Just kidding – right now there are few colors other than the Christmas decorations remaining on the houses and streetlights. Enough snow has melted to drop the landscape from monochrome to at least light and dark tones. Weather is three cloudy days for every sunny one as some storm near Alaska keeps churning fronts across the Great Lakes. I take whatever lighting I can get to practice exposure and composition.
A local park was created from an old limestone quarry and crushing site. A few walls remain to outline the work structures that once stood on the side of the giant hole in the ground. The easiest building material was the slabs of limestone being brought out so there are lots of lines and shapes to see, set against the organic background of trees. A good place to play with shadows, shapes, tones and focus.
The following is a mix of digital and film – can you tell the difference?
The first image is 4×5 sheet film, Kodak TMax 100, exposed and developed for neutral results.
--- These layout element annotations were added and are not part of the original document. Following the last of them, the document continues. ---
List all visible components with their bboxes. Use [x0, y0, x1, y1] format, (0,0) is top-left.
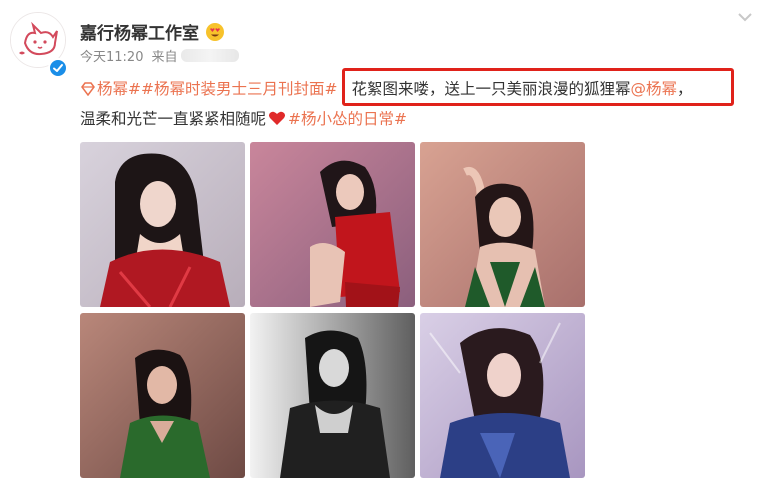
post-text-line-2: 温柔和光芒一直紧紧相随呢 #杨小怂的日常#	[80, 108, 407, 130]
hashtag-yangmi[interactable]: 杨幂#	[97, 80, 141, 98]
verified-badge-icon	[48, 58, 68, 78]
chevron-down-icon[interactable]	[736, 8, 754, 22]
author-name-text[interactable]: 嘉行杨幂工作室	[80, 19, 199, 44]
post-meta: 今天11:20 来自	[80, 46, 240, 65]
photo-6[interactable]	[420, 313, 585, 478]
photo-4[interactable]	[80, 313, 245, 478]
hashtag-daily[interactable]: #杨小怂的日常#	[288, 110, 407, 128]
photo-5[interactable]	[250, 313, 415, 478]
post-time[interactable]: 今天11:20	[80, 46, 143, 65]
post-line2-text: 温柔和光芒一直紧紧相随呢	[80, 110, 267, 128]
photo-1[interactable]	[80, 142, 245, 307]
photo-grid	[80, 142, 586, 478]
blurred-source	[181, 49, 240, 62]
topic-diamond-icon	[80, 80, 96, 97]
highlight-box	[342, 68, 734, 106]
photo-2[interactable]	[250, 142, 415, 307]
source-prefix: 来自	[151, 50, 178, 65]
photo-3[interactable]	[420, 142, 585, 307]
heart-eyes-emoji-icon	[205, 22, 225, 42]
heart-icon	[268, 110, 286, 126]
hashtag-cover[interactable]: #杨幂时装男士三月刊封面#	[141, 80, 337, 98]
author-name[interactable]: 嘉行杨幂工作室	[80, 19, 225, 44]
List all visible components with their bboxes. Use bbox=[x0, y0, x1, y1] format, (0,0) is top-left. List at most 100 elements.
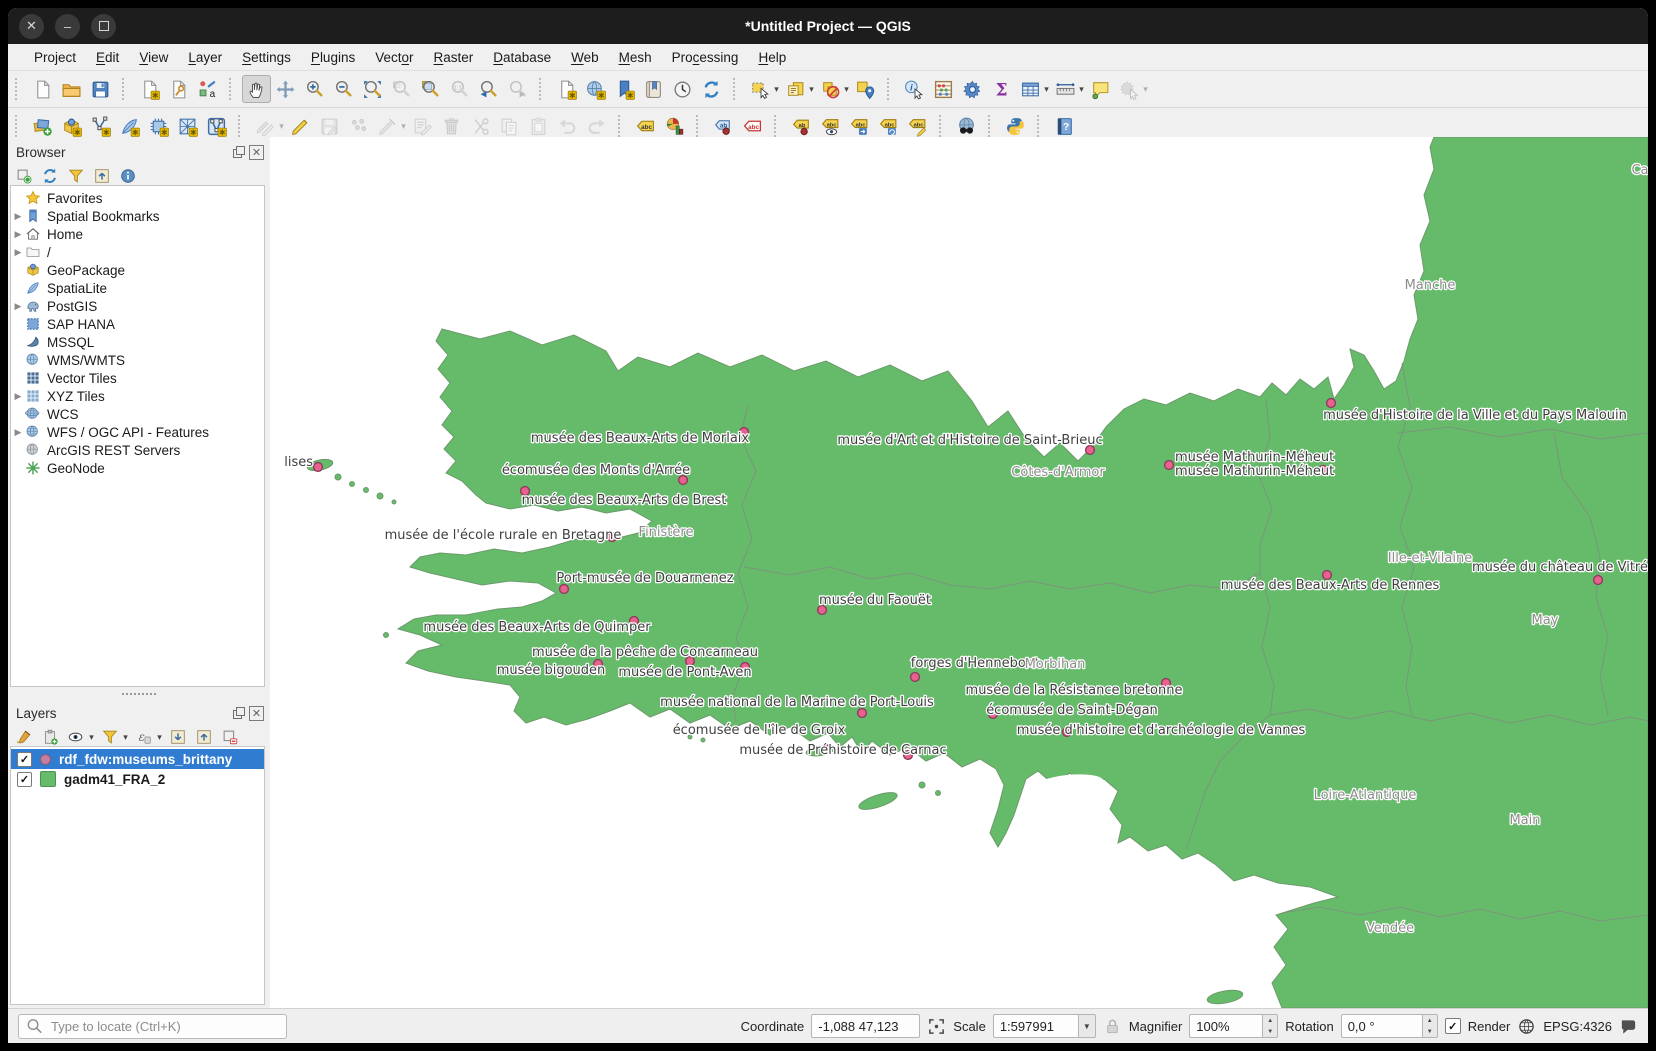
pan-map-button[interactable] bbox=[242, 75, 271, 103]
menu-plugins[interactable]: Plugins bbox=[301, 48, 365, 67]
identify-features-button[interactable]: i bbox=[900, 75, 929, 103]
pin-labels-button[interactable]: ab bbox=[787, 112, 816, 140]
menu-web[interactable]: Web bbox=[561, 48, 609, 67]
move-label-button[interactable]: abc bbox=[845, 112, 874, 140]
open-attribute-table-button[interactable] bbox=[1016, 75, 1045, 103]
menu-edit[interactable]: Edit bbox=[86, 48, 129, 67]
expand-arrow-icon[interactable]: ▶ bbox=[11, 247, 25, 258]
change-label-properties-button[interactable]: abc bbox=[903, 112, 932, 140]
panel-splitter[interactable] bbox=[8, 690, 270, 698]
browser-item-geopackage[interactable]: GeoPackage bbox=[11, 261, 264, 279]
map-canvas[interactable]: lisesmusée des Beaux-Arts de Morlaixécom… bbox=[270, 137, 1648, 1008]
browser-item-mssql[interactable]: MSSQL bbox=[11, 333, 264, 351]
style-manager-button[interactable]: a bbox=[193, 75, 222, 103]
help-contents-button[interactable]: ? bbox=[1050, 112, 1079, 140]
save-project-button[interactable] bbox=[86, 75, 115, 103]
browser-item-wms-wmts[interactable]: WMS/WMTS bbox=[11, 351, 264, 369]
browser-item--[interactable]: ▶/ bbox=[11, 243, 264, 261]
add-vector-layer-button[interactable] bbox=[57, 112, 86, 140]
expand-arrow-icon[interactable]: ▶ bbox=[11, 391, 25, 402]
menu-database[interactable]: Database bbox=[483, 48, 561, 67]
add-spatialite-layer-button[interactable] bbox=[115, 112, 144, 140]
menu-processing[interactable]: Processing bbox=[662, 48, 749, 67]
zoom-last-button[interactable] bbox=[474, 75, 503, 103]
scale-dropdown-icon[interactable]: ▼ bbox=[1079, 1014, 1096, 1038]
menu-layer[interactable]: Layer bbox=[178, 48, 232, 67]
expand-arrow-icon[interactable]: ▶ bbox=[11, 301, 25, 312]
crs-globe-icon[interactable] bbox=[1517, 1017, 1536, 1036]
pan-to-selection-button[interactable] bbox=[271, 75, 300, 103]
add-point-layer-button[interactable] bbox=[86, 112, 115, 140]
scale-value[interactable]: 1:597991 bbox=[993, 1014, 1079, 1038]
browser-item-sap-hana[interactable]: SAP HANA bbox=[11, 315, 264, 333]
rotation-spinner[interactable]: 0,0 ° ▲▼ bbox=[1341, 1014, 1438, 1038]
expand-arrow-icon[interactable]: ▶ bbox=[11, 427, 25, 438]
new-print-layout-button[interactable] bbox=[135, 75, 164, 103]
layout-manager-button[interactable] bbox=[164, 75, 193, 103]
layer-labeling-options-button[interactable]: abc bbox=[631, 112, 660, 140]
minimize-button[interactable]: – bbox=[55, 14, 80, 39]
metasearch-button[interactable] bbox=[952, 112, 981, 140]
statistical-summary-button[interactable]: Σ bbox=[987, 75, 1016, 103]
menu-vector[interactable]: Vector bbox=[365, 48, 423, 67]
render-checkbox[interactable]: ✓ bbox=[1445, 1018, 1461, 1034]
magnifier-spinner[interactable]: 100% ▲▼ bbox=[1189, 1014, 1278, 1038]
crs-status[interactable]: EPSG:4326 bbox=[1543, 1019, 1612, 1034]
locate-box[interactable] bbox=[18, 1014, 287, 1039]
browser-float-icon[interactable] bbox=[232, 146, 245, 159]
layers-close-icon[interactable]: ✕ bbox=[249, 706, 264, 721]
browser-item-geonode[interactable]: GeoNode bbox=[11, 459, 264, 477]
deselect-features-button[interactable] bbox=[816, 75, 845, 103]
show-bookmarks-button[interactable] bbox=[639, 75, 668, 103]
highlight-pinned-labels-button[interactable]: abc bbox=[738, 112, 767, 140]
zoom-to-layer-button[interactable] bbox=[416, 75, 445, 103]
menu-settings[interactable]: Settings bbox=[232, 48, 301, 67]
zoom-full-button[interactable] bbox=[358, 75, 387, 103]
layers-float-icon[interactable] bbox=[232, 707, 245, 720]
menu-project[interactable]: Project bbox=[24, 48, 86, 67]
toggle-editing-button[interactable] bbox=[286, 112, 315, 140]
open-project-button[interactable] bbox=[57, 75, 86, 103]
pin-unpin-labels-button[interactable]: ab bbox=[709, 112, 738, 140]
menu-help[interactable]: Help bbox=[748, 48, 796, 67]
filter-by-expression-dropdown-icon[interactable]: ▾ bbox=[155, 732, 164, 743]
refresh-map-button[interactable] bbox=[697, 75, 726, 103]
browser-item-postgis[interactable]: ▶PostGIS bbox=[11, 297, 264, 315]
browser-item-wcs[interactable]: WCS bbox=[11, 405, 264, 423]
new-map-view-button[interactable] bbox=[552, 75, 581, 103]
manage-map-themes-dropdown-icon[interactable]: ▾ bbox=[87, 732, 96, 743]
menu-raster[interactable]: Raster bbox=[424, 48, 484, 67]
python-console-button[interactable] bbox=[1001, 112, 1030, 140]
zoom-in-button[interactable] bbox=[300, 75, 329, 103]
menu-mesh[interactable]: Mesh bbox=[609, 48, 662, 67]
data-source-manager-button[interactable] bbox=[28, 112, 57, 140]
layer-diagram-options-button[interactable] bbox=[660, 112, 689, 140]
select-by-location-button[interactable] bbox=[851, 75, 880, 103]
processing-toolbox-button[interactable] bbox=[958, 75, 987, 103]
locate-input[interactable] bbox=[49, 1018, 280, 1035]
layer-item-gadm41-FRA-2[interactable]: ✓gadm41_FRA_2 bbox=[11, 769, 264, 789]
filter-legend-dropdown-icon[interactable]: ▾ bbox=[121, 732, 130, 743]
browser-item-spatial-bookmarks[interactable]: ▶Spatial Bookmarks bbox=[11, 207, 264, 225]
layer-item-rdf-fdw-museums-brittany[interactable]: ✓rdf_fdw:museums_brittany bbox=[11, 749, 264, 769]
maximize-button[interactable] bbox=[91, 14, 116, 39]
extents-icon[interactable] bbox=[927, 1017, 946, 1036]
add-wms-layer-button[interactable] bbox=[202, 112, 231, 140]
map-tips-button[interactable] bbox=[1086, 75, 1115, 103]
measure-button[interactable] bbox=[1051, 75, 1080, 103]
field-calculator-button[interactable] bbox=[929, 75, 958, 103]
new-3d-map-view-button[interactable] bbox=[581, 75, 610, 103]
browser-item-xyz-tiles[interactable]: ▶XYZ Tiles bbox=[11, 387, 264, 405]
close-button[interactable]: ✕ bbox=[19, 14, 44, 39]
messages-icon[interactable] bbox=[1619, 1017, 1638, 1036]
browser-item-spatialite[interactable]: SpatiaLite bbox=[11, 279, 264, 297]
expand-arrow-icon[interactable]: ▶ bbox=[11, 229, 25, 240]
browser-item-home[interactable]: ▶Home bbox=[11, 225, 264, 243]
show-hide-labels-button[interactable]: abc bbox=[816, 112, 845, 140]
select-features-button[interactable] bbox=[746, 75, 775, 103]
browser-item-vector-tiles[interactable]: Vector Tiles bbox=[11, 369, 264, 387]
add-mesh-layer-button[interactable] bbox=[144, 112, 173, 140]
new-spatial-bookmark-button[interactable] bbox=[610, 75, 639, 103]
browser-item-favorites[interactable]: Favorites bbox=[11, 189, 264, 207]
menu-view[interactable]: View bbox=[129, 48, 178, 67]
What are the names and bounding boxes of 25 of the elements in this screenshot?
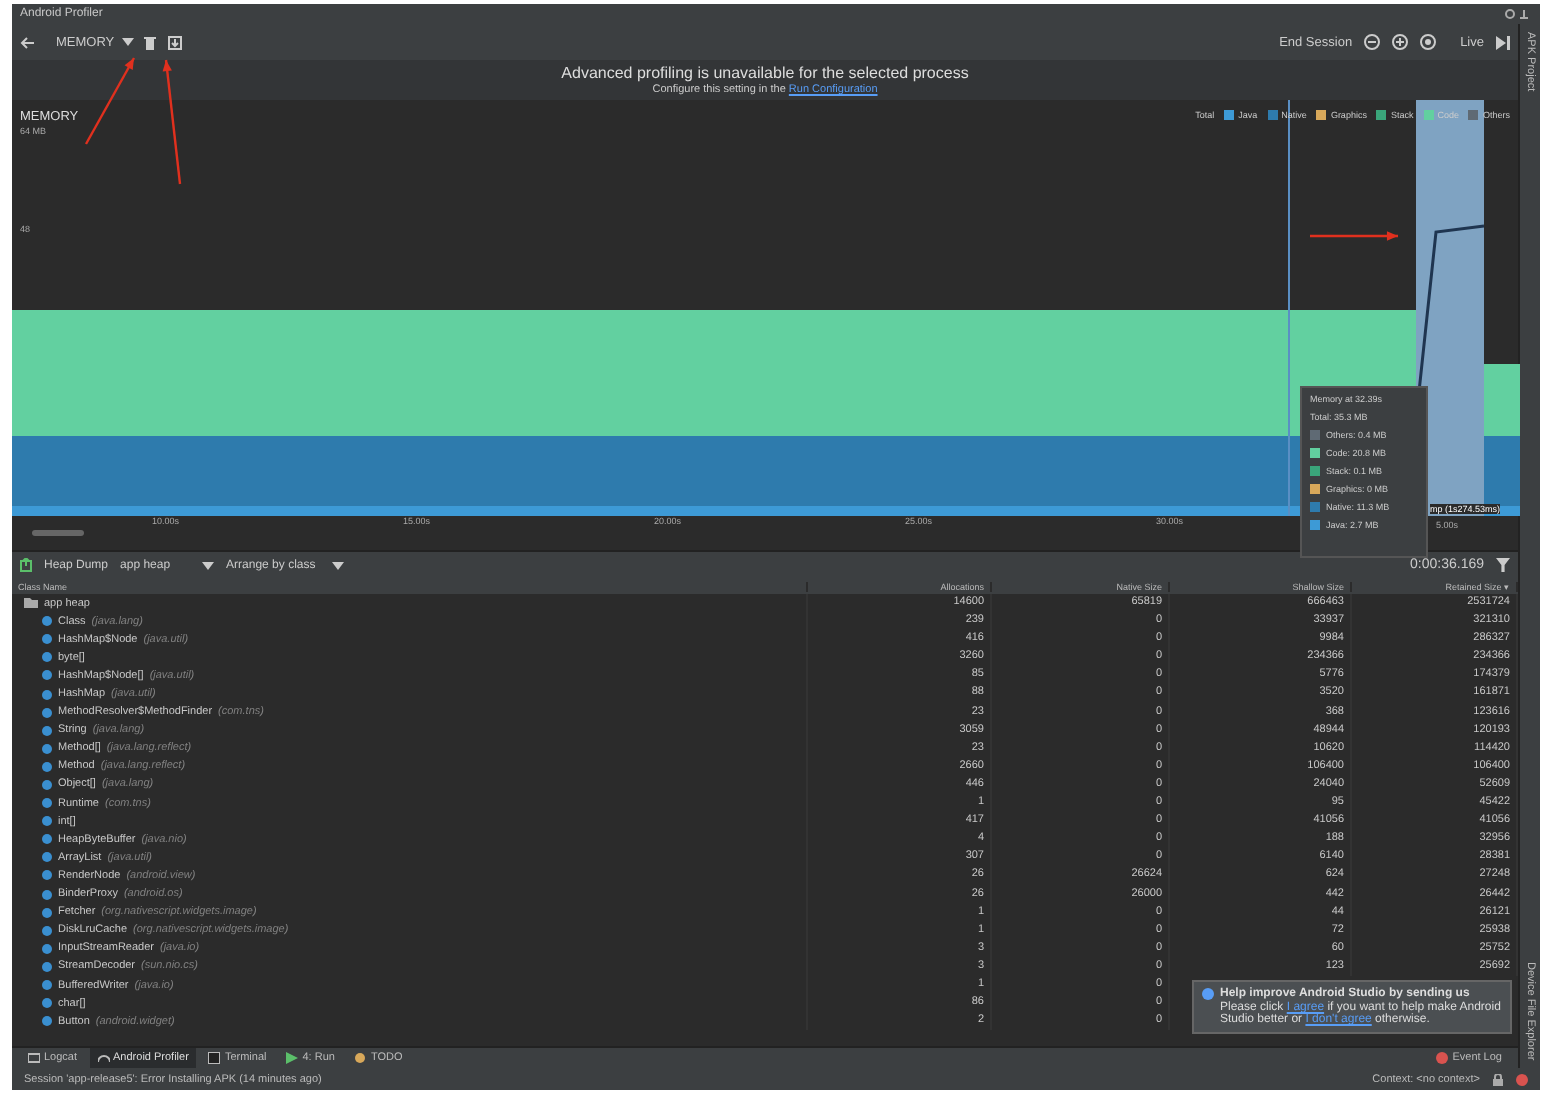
- heap-dump-icon[interactable]: [168, 35, 182, 49]
- lock-icon: [1492, 1073, 1504, 1085]
- gauge-icon: [97, 1052, 110, 1064]
- caret-icon: [202, 561, 215, 569]
- zoom-in-icon[interactable]: [1392, 34, 1409, 50]
- caret-icon: [331, 561, 344, 569]
- annotation-arrow: [1310, 231, 1398, 241]
- scrollbar-thumb[interactable]: [32, 530, 84, 536]
- skip-to-end-icon[interactable]: [1496, 35, 1510, 49]
- banner-title: Advanced profiling is unavailable for the selected process: [561, 64, 969, 82]
- export-icon[interactable]: [20, 558, 32, 572]
- reset-zoom-icon[interactable]: [1420, 34, 1437, 50]
- alert-icon: [1516, 1073, 1528, 1085]
- annotation-arrow: [162, 59, 182, 185]
- play-icon: [286, 1052, 299, 1064]
- zoom-out-icon[interactable]: [1364, 34, 1381, 50]
- folder-icon: [24, 598, 38, 609]
- info-icon: [1202, 988, 1214, 1000]
- alert-icon: [1436, 1052, 1449, 1064]
- filter-icon[interactable]: [1496, 558, 1510, 572]
- annotation-arrow: [84, 57, 136, 145]
- trash-icon[interactable]: [144, 35, 156, 49]
- back-arrow-icon[interactable]: [20, 35, 36, 49]
- caret-icon: [122, 38, 135, 46]
- settings-icon[interactable]: [1504, 8, 1532, 20]
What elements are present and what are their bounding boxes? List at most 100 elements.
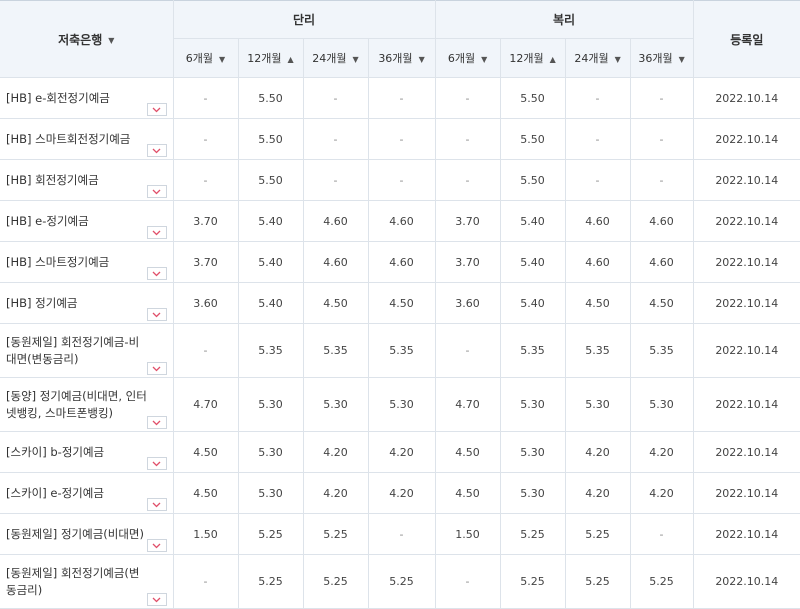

The other two are digital infrared images, long exposures through a R72 filter and then processed through NIK Silver Efex Pro software. Each has a unique look to it that appears independent of the source. If I stare at them long enough I think I see a better gradation across the tones in the film image than the digital but that’s probably artificial due to the differences in processing methods. The film scan contains much more information than the digital, though, so it will produce a much larger print at the same resolution as the digital. But who prints anymore?